Pubblicato il 07 Settembre 2020

di Carlo Majorana Gravina

Il piazzale delle carrozze della Villa “Bellini” di Catania, ha ospitato il secondo concerto del programma estivo/autunnale del Teatro Massimo di Catania, “Gran Gala Lirico. Premio alla carriera al baritono Leo Nucci”, organizzato per la beneaugurante testata “Bellini Renaissance”.

In una serata gradevolmente ventilata, coro e orchestra dell’ente, sotto la capace direzione di Fabrizio Maria Carminati, hanno eseguito un programma ambizioso e prestigioso, arricchito dai magistrali interventi di Nucci, del basso Dario Russo, del soprano Laura Giordano, del tenore Shalva Mukeria.
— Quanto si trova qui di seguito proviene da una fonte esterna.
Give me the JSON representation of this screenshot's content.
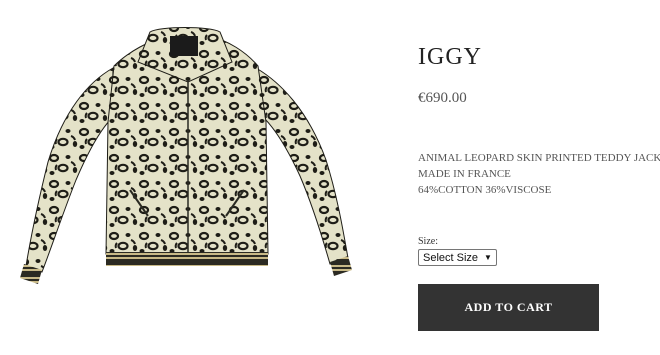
{
  "product": {
    "title": "IGGY",
    "price": "€690.00",
    "image_alt": "leopard-print-teddy-jacket",
    "description": [
      "ANIMAL LEOPARD SKIN PRINTED TEDDY JACKET",
      "MADE IN FRANCE",
      "64%COTTON 36%VISCOSE"
    ]
  },
  "size": {
    "label": "Size:",
    "selected": "Select Size",
    "icon": "chevron-down-icon"
  },
  "cart": {
    "button_label": "ADD TO CART"
  },
  "colors": {
    "button_bg": "#333333",
    "button_text": "#ffffff",
    "price_text": "#555555"
  }
}
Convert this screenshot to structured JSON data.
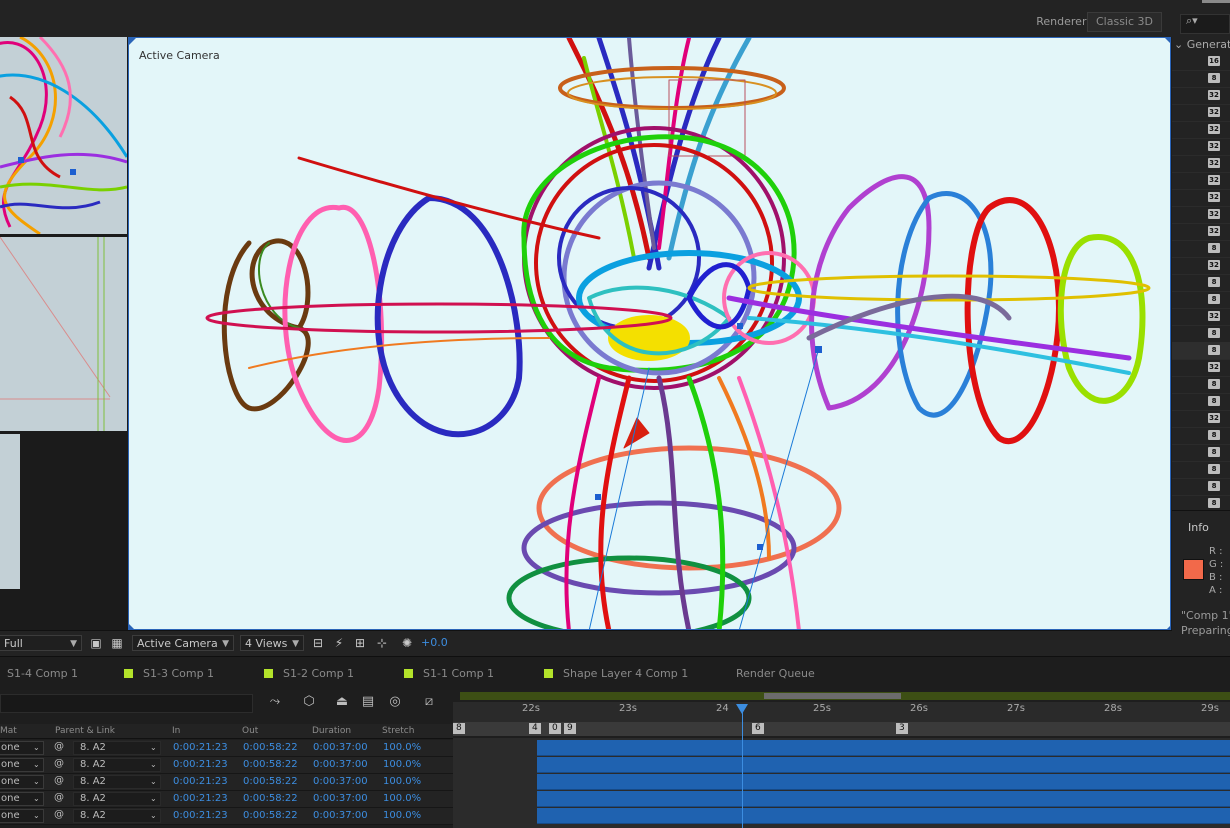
{
  "renderer": {
    "label": "Renderer:",
    "value": "Classic 3D"
  },
  "viewer": {
    "camera_label": "Active Camera"
  },
  "viewer_toolbar": {
    "resolution": "Full",
    "camera_view": "Active Camera",
    "views": "4 Views",
    "exposure": "+0.0"
  },
  "right_panel": {
    "group": "Generat",
    "badges": [
      "16",
      "8",
      "32",
      "32",
      "32",
      "32",
      "32",
      "32",
      "32",
      "32",
      "32",
      "8",
      "32",
      "8",
      "8",
      "32",
      "8",
      "8",
      "32",
      "8",
      "8",
      "32",
      "8",
      "8",
      "8",
      "8",
      "8",
      "8"
    ]
  },
  "info": {
    "title": "Info",
    "swatch_color": "#f2694a",
    "channels": [
      "R :",
      "G :",
      "B :",
      "A :"
    ],
    "comp_line": "\"Comp 1\"",
    "status": "Preparing"
  },
  "tabs": [
    {
      "label": "S1-4 Comp 1",
      "swatch": false
    },
    {
      "label": "S1-3 Comp 1",
      "swatch": true
    },
    {
      "label": "S1-2 Comp 1",
      "swatch": true
    },
    {
      "label": "S1-1 Comp 1",
      "swatch": true
    },
    {
      "label": "Shape Layer 4 Comp 1",
      "swatch": true
    },
    {
      "label": "Render Queue",
      "swatch": false
    }
  ],
  "timeline": {
    "columns": {
      "mat": "Mat",
      "parent": "Parent & Link",
      "in": "In",
      "out": "Out",
      "duration": "Duration",
      "stretch": "Stretch"
    },
    "rows": [
      {
        "mat": "one",
        "parent": "8. A2",
        "in": "0:00:21:23",
        "out": "0:00:58:22",
        "duration": "0:00:37:00",
        "stretch": "100.0%"
      },
      {
        "mat": "one",
        "parent": "8. A2",
        "in": "0:00:21:23",
        "out": "0:00:58:22",
        "duration": "0:00:37:00",
        "stretch": "100.0%"
      },
      {
        "mat": "one",
        "parent": "8. A2",
        "in": "0:00:21:23",
        "out": "0:00:58:22",
        "duration": "0:00:37:00",
        "stretch": "100.0%"
      },
      {
        "mat": "one",
        "parent": "8. A2",
        "in": "0:00:21:23",
        "out": "0:00:58:22",
        "duration": "0:00:37:00",
        "stretch": "100.0%"
      },
      {
        "mat": "one",
        "parent": "8. A2",
        "in": "0:00:21:23",
        "out": "0:00:58:22",
        "duration": "0:00:37:00",
        "stretch": "100.0%"
      }
    ],
    "ruler_ticks": [
      "22s",
      "23s",
      "24",
      "25s",
      "26s",
      "27s",
      "28s",
      "29s"
    ],
    "markers": [
      "8",
      "4",
      "0",
      "9",
      "6",
      "3"
    ]
  }
}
Introdotta dalla sinfonia di “Norma”, la rassegna di sinfonie, duetti, e cori tratti da opere belliniane ha compreso “Vi ravviso, o luoghi ameni” (da Sonnambula); “Col sorriso d’innocenza” e “Ciel, qual procella orribile” (da Il pirata); “A festa!” “Cinta di fiori”, “Ah, per sempre io ti perdei”, “Se tra il buio … Suoni la tromba intrepido” (da I Puritani); “O di Capellio … è serbata a questo acciaro” e “L’amo tanto e m’è sì cara” (da Capuleti e Montecchi).
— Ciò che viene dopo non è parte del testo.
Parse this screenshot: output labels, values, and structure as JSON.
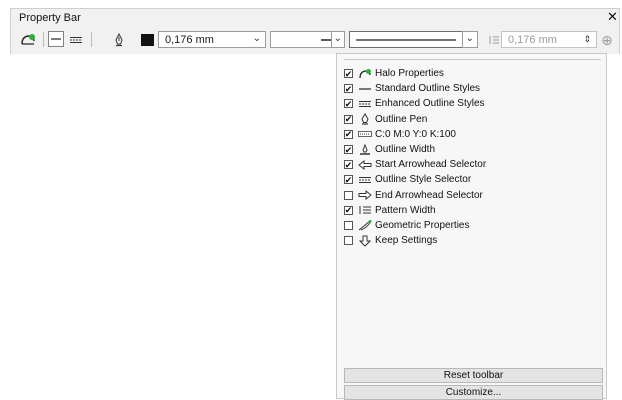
{
  "panel": {
    "title": "Property Bar",
    "close_label": "✕"
  },
  "toolbar": {
    "halo_icon": "halo-icon",
    "outline_pen_icon": "outline-pen-icon",
    "color_value": "#111111",
    "width_value": "0,176 mm",
    "pattern_width_value": "0,176 mm"
  },
  "menu": {
    "items": [
      {
        "label": "Halo Properties",
        "checked": true,
        "icon": "halo-icon"
      },
      {
        "label": "Standard Outline Styles",
        "checked": true,
        "icon": "line-icon"
      },
      {
        "label": "Enhanced Outline Styles",
        "checked": true,
        "icon": "enhanced-line-icon"
      },
      {
        "label": "Outline Pen",
        "checked": true,
        "icon": "pen-nib-icon"
      },
      {
        "label": "C:0 M:0 Y:0 K:100",
        "checked": true,
        "icon": "color-swatch-icon"
      },
      {
        "label": "Outline Width",
        "checked": true,
        "icon": "outline-width-icon"
      },
      {
        "label": "Start Arrowhead Selector",
        "checked": true,
        "icon": "start-arrow-icon"
      },
      {
        "label": "Outline Style Selector",
        "checked": true,
        "icon": "outline-style-icon"
      },
      {
        "label": "End Arrowhead Selector",
        "checked": false,
        "icon": "end-arrow-icon"
      },
      {
        "label": "Pattern Width",
        "checked": true,
        "icon": "pattern-width-icon"
      },
      {
        "label": "Geometric Properties",
        "checked": false,
        "icon": "geometric-icon"
      },
      {
        "label": "Keep Settings",
        "checked": false,
        "icon": "keep-settings-icon"
      }
    ],
    "reset_label": "Reset toolbar",
    "customize_label": "Customize..."
  }
}
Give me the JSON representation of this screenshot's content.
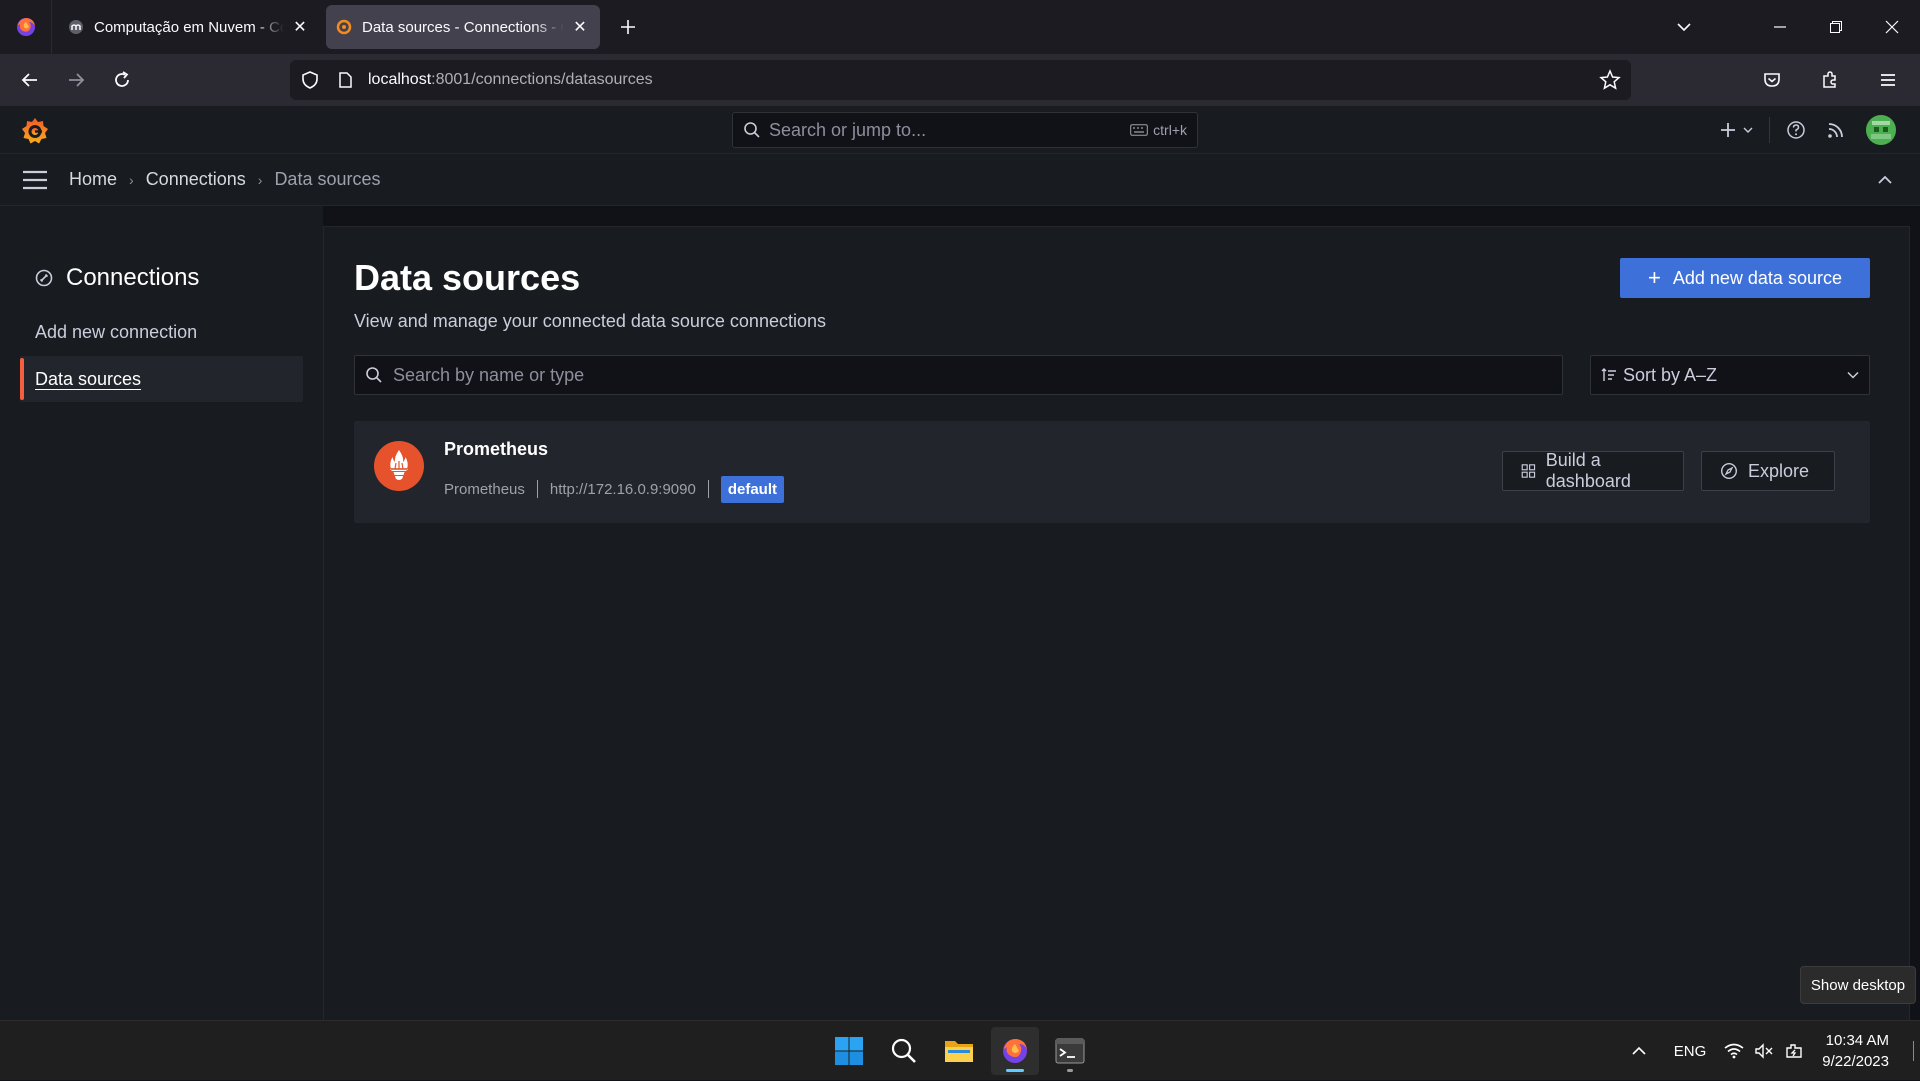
{
  "browser": {
    "tabs": [
      {
        "title": "Computação em Nuvem - Comp",
        "active": false
      },
      {
        "title": "Data sources - Connections - Grafana",
        "active": true
      }
    ],
    "url_host": "localhost",
    "url_path": ":8001/connections/datasources"
  },
  "grafana": {
    "search_placeholder": "Search or jump to...",
    "search_shortcut": "ctrl+k",
    "breadcrumbs": [
      "Home",
      "Connections",
      "Data sources"
    ],
    "sidebar": {
      "title": "Connections",
      "items": [
        {
          "label": "Add new connection",
          "active": false
        },
        {
          "label": "Data sources",
          "active": true
        }
      ]
    },
    "page": {
      "title": "Data sources",
      "subtitle": "View and manage your connected data source connections",
      "add_button": "Add new data source",
      "search_placeholder": "Search by name or type",
      "sort_label": "Sort by A–Z"
    },
    "datasources": [
      {
        "name": "Prometheus",
        "type": "Prometheus",
        "url": "http://172.16.0.9:9090",
        "badge": "default",
        "build_label": "Build a dashboard",
        "explore_label": "Explore"
      }
    ]
  },
  "tooltip": "Show desktop",
  "taskbar": {
    "language": "ENG",
    "time": "10:34 AM",
    "date": "9/22/2023"
  },
  "colors": {
    "accent_blue": "#3d71d9",
    "grafana_orange": "#f55f3e",
    "prometheus_red": "#e6522c"
  }
}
L’eccezionale caratura artistica di Fabrizio Maria Carminati, sul podio, ha reso felicemente l’intensità dei rimandi tra coro e soli, in un nuovo gioco di atmosfere, che guadagnarono sin dall’esordio il grande apprezzamento delle partiture di Vincenzo Bellini.

Se per il 79enne Leo Nucci è doveroso un discorso a parte, non tacendo delle sue doti atletiche di globetrotter e ambasciatore di arte, cultura e italianità (arrivo da Verona, dove aveva cantato la sera precedente, alle 13; esibizione da applausi con bis; aereo per altri lidi alle 7 del mattino), piace soffermarci sul timbro sicuro e possente di Russo, l’agilità di Mukeria, l’intensità e la potenza espressiva di Laura Giordano.
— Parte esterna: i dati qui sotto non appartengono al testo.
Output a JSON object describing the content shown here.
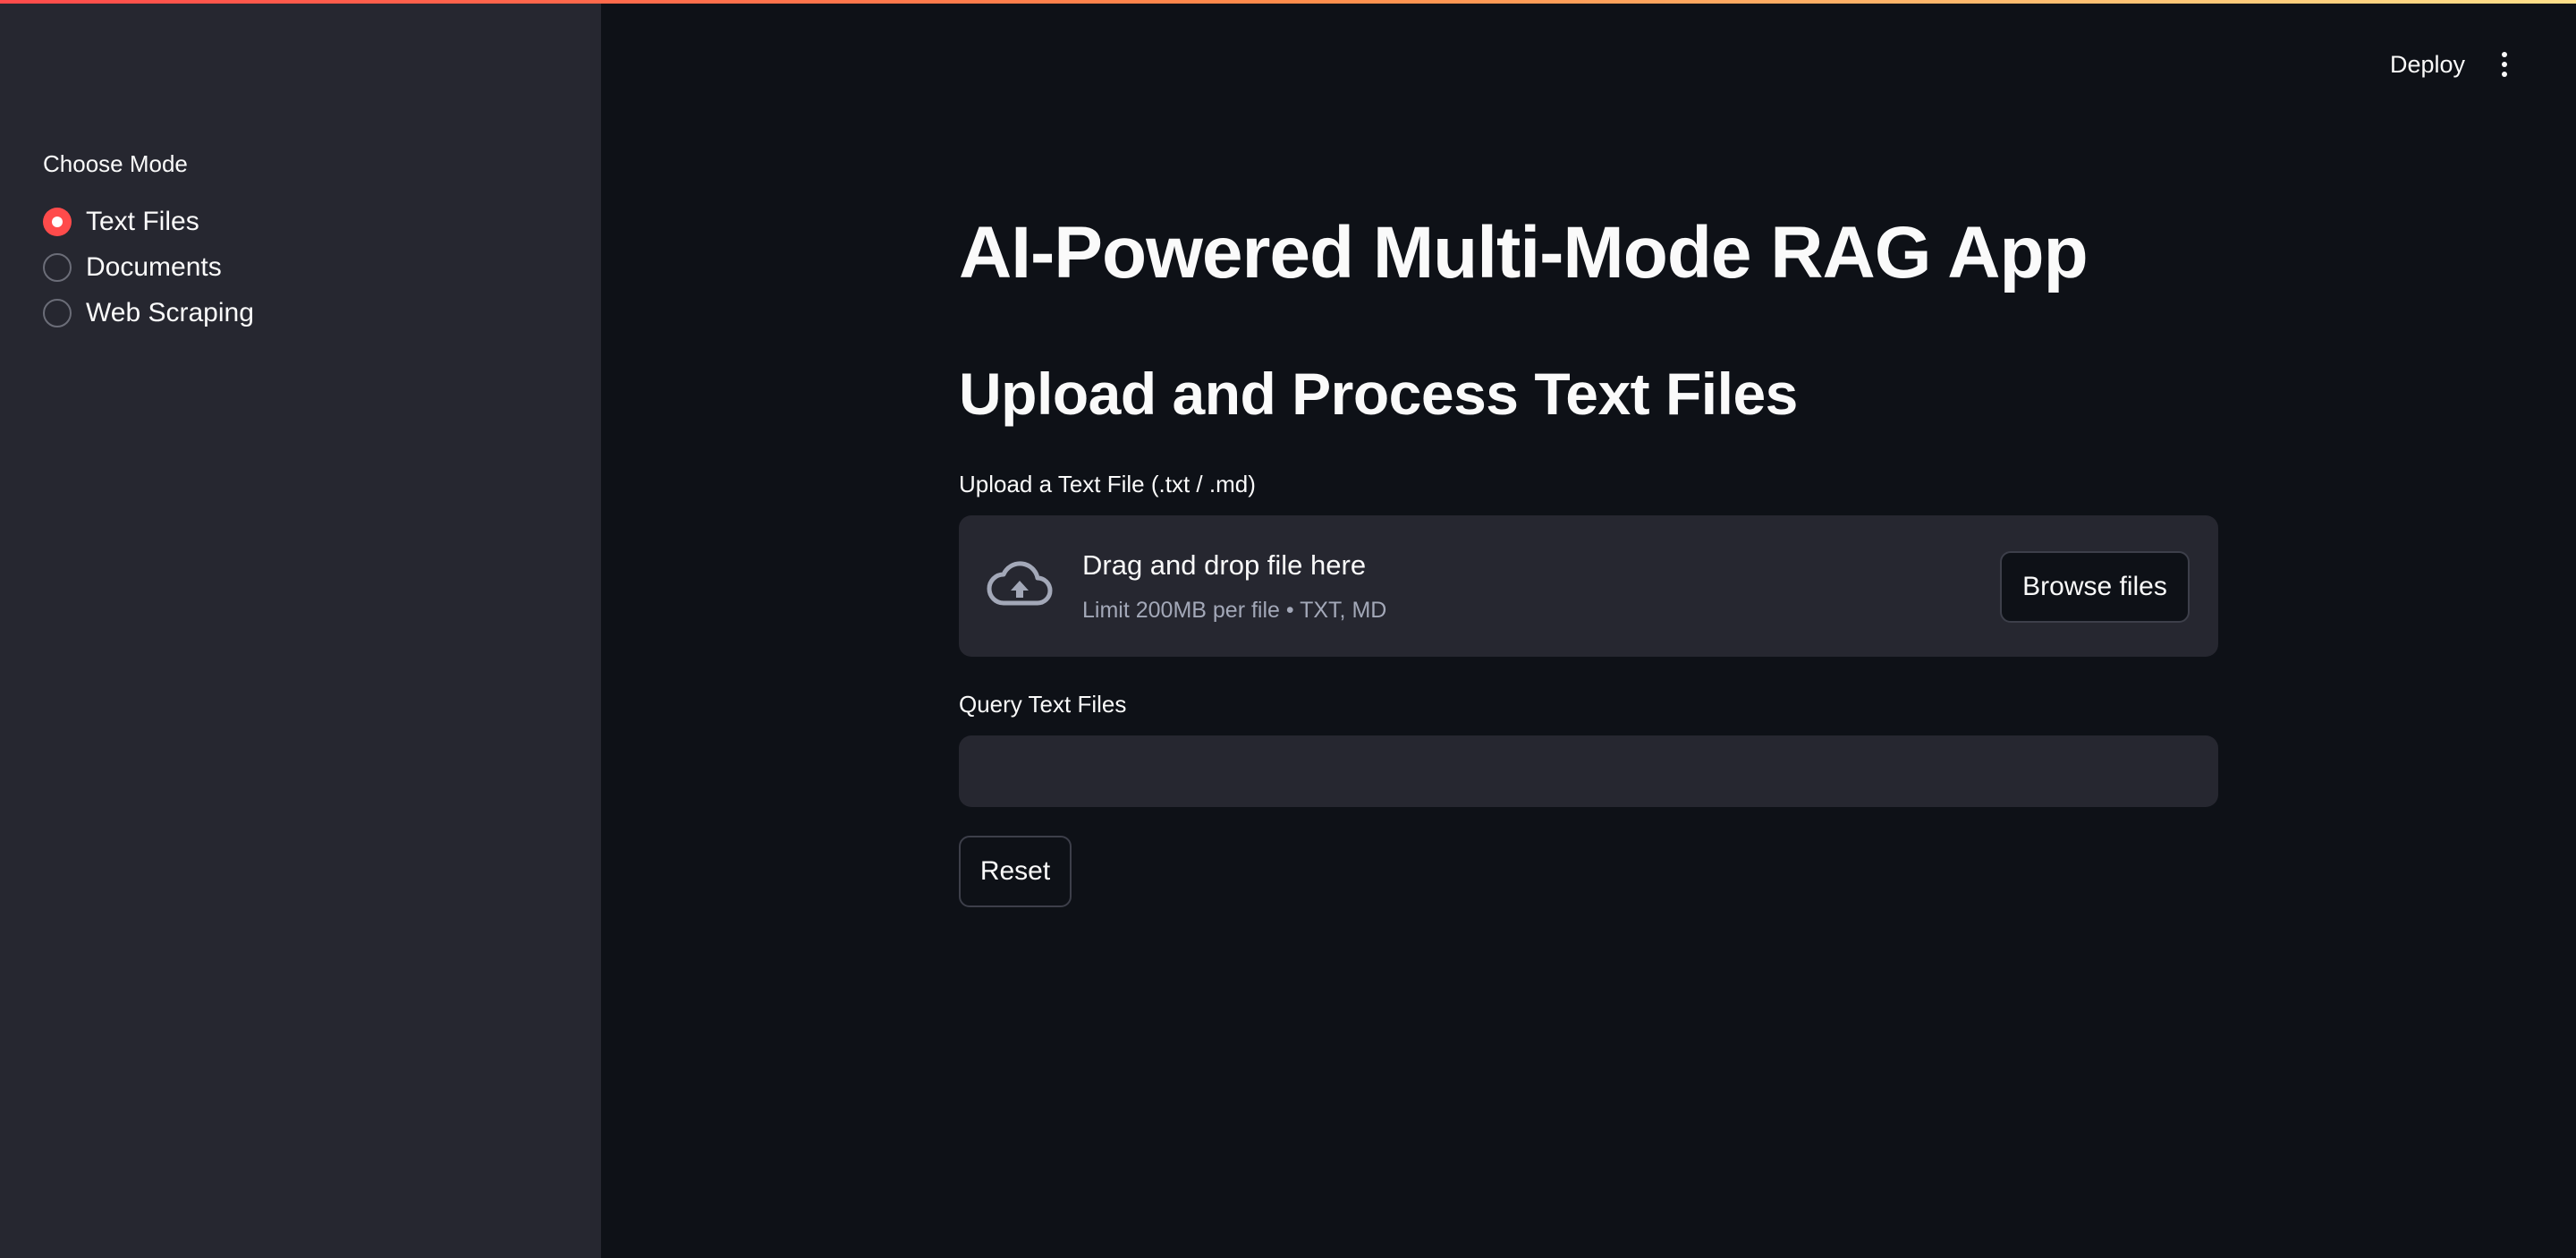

Dopo la magistrale esecuzione dell’intermezzo da “Amico Fritz” di Pietro Mascagni, il galà ha virato su Giuseppe Verdi con il coro di pellegrini (da Jerusalem) e una rassegna di brani da Rigoletto: “Cortigiani vil razza dannata”, “Un dì se ben rammentomi … bella figlia dell’amore” e il quartetto “Sì vendetta tremenda vendetta” con la partecipazione straordinaria del mezzosoprano Maria Russo.

Al termine dell’applaudito concerto, l’assessore comunale alla cultura, Barbara Mirabella, sul palco anche l’assessore regionale Turismo Sport Spettacolo Manlio Messina e il sovrintendente del “Bellini” Giovanni Cultrera di Montesano, ha consegnato al baritono Leo Nucci il “premio alla carriera” deliberato dal teatro e dall’Amministrazione comunale di Catania.

Il pubblico, numeroso nei limiti imposti dal distanziamento, ha applaudito generosamente e convintamente.